The second tip I learned from reading this posting of that recipe: do not add as much boiling water as listed. Wow, that helped! At this point, I didn't think the recipe could get any better. I'm glad I continued to make minor changes anyway.
I read a blog post (that I can't find now) where the author had used many different brands of cocoa powder to make brownies (I believe). The overall conclusion was that dutch-processed cocoa was preferred by this informal tasting panel. This led me to search for dutch-processed cocoa, and to discover that it's hard to find! I finally found Fair Trade Organic Baking Cocoa from Equal Exchange at Weaver Street. It was on sale, so how could I resist? The chocolate cake was even better! The chocolate taste was simultaneously more gentle and more present: delicious!
At this point, I believe this is the pinnacle of homemade chocolate cake, with those three tips. However, I admit that I am curious to know how much method makes a difference (often, like sifting flour, method makes a tremendous difference). When I was growing up, my mother assured me that The Creaming Method was The Right Way To Make A Cake, but that Two-Stage Method has its supporters too.
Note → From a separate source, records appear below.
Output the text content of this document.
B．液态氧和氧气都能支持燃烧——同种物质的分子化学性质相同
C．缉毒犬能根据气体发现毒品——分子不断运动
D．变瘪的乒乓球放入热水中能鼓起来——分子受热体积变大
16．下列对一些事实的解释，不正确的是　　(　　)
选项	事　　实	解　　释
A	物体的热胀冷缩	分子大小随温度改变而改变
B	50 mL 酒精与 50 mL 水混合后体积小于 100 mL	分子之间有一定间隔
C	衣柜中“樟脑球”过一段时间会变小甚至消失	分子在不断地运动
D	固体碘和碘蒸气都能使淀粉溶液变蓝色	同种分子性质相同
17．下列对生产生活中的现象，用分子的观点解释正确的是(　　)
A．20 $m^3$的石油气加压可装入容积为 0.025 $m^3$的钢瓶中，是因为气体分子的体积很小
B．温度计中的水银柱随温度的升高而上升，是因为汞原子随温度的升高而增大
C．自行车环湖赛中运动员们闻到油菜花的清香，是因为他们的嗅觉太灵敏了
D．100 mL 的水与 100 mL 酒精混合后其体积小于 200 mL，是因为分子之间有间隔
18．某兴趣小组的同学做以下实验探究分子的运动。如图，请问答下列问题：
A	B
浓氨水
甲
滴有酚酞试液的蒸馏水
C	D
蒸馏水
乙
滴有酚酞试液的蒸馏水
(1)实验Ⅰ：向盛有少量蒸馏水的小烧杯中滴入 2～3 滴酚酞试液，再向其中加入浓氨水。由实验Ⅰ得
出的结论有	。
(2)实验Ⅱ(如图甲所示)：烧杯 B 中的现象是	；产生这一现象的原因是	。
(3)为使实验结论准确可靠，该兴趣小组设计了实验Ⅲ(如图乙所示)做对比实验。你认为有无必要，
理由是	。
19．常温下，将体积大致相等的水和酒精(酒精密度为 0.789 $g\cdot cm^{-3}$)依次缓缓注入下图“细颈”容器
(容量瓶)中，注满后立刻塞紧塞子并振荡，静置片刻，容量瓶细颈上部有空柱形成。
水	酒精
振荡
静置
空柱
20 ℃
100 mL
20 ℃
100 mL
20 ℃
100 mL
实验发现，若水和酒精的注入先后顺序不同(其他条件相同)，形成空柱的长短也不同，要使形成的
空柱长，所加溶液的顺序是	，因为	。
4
Although I couldn't find the post that sent me on the trail of dutched cocoa, I did find some other fun references.
- Brownie experiment | CAB Cooks compares brownie recipes using cocoa powder instead of melted chocolate
- Mel's Kitchen Tip: Cocoa Powder 101 is a vote for dutched cocoa powder in brownies
- What's the Difference Between Dutch Process and Natural Cocoa Powder? | Serious Eats explains some of the differences
Tangentially related to cocoa powder is the discussion of Baking Powder and Baking Soda at Joyofbaking.com noting the origin of Devil's food cake.
To which I say, have some more chocolate cake. It's for science!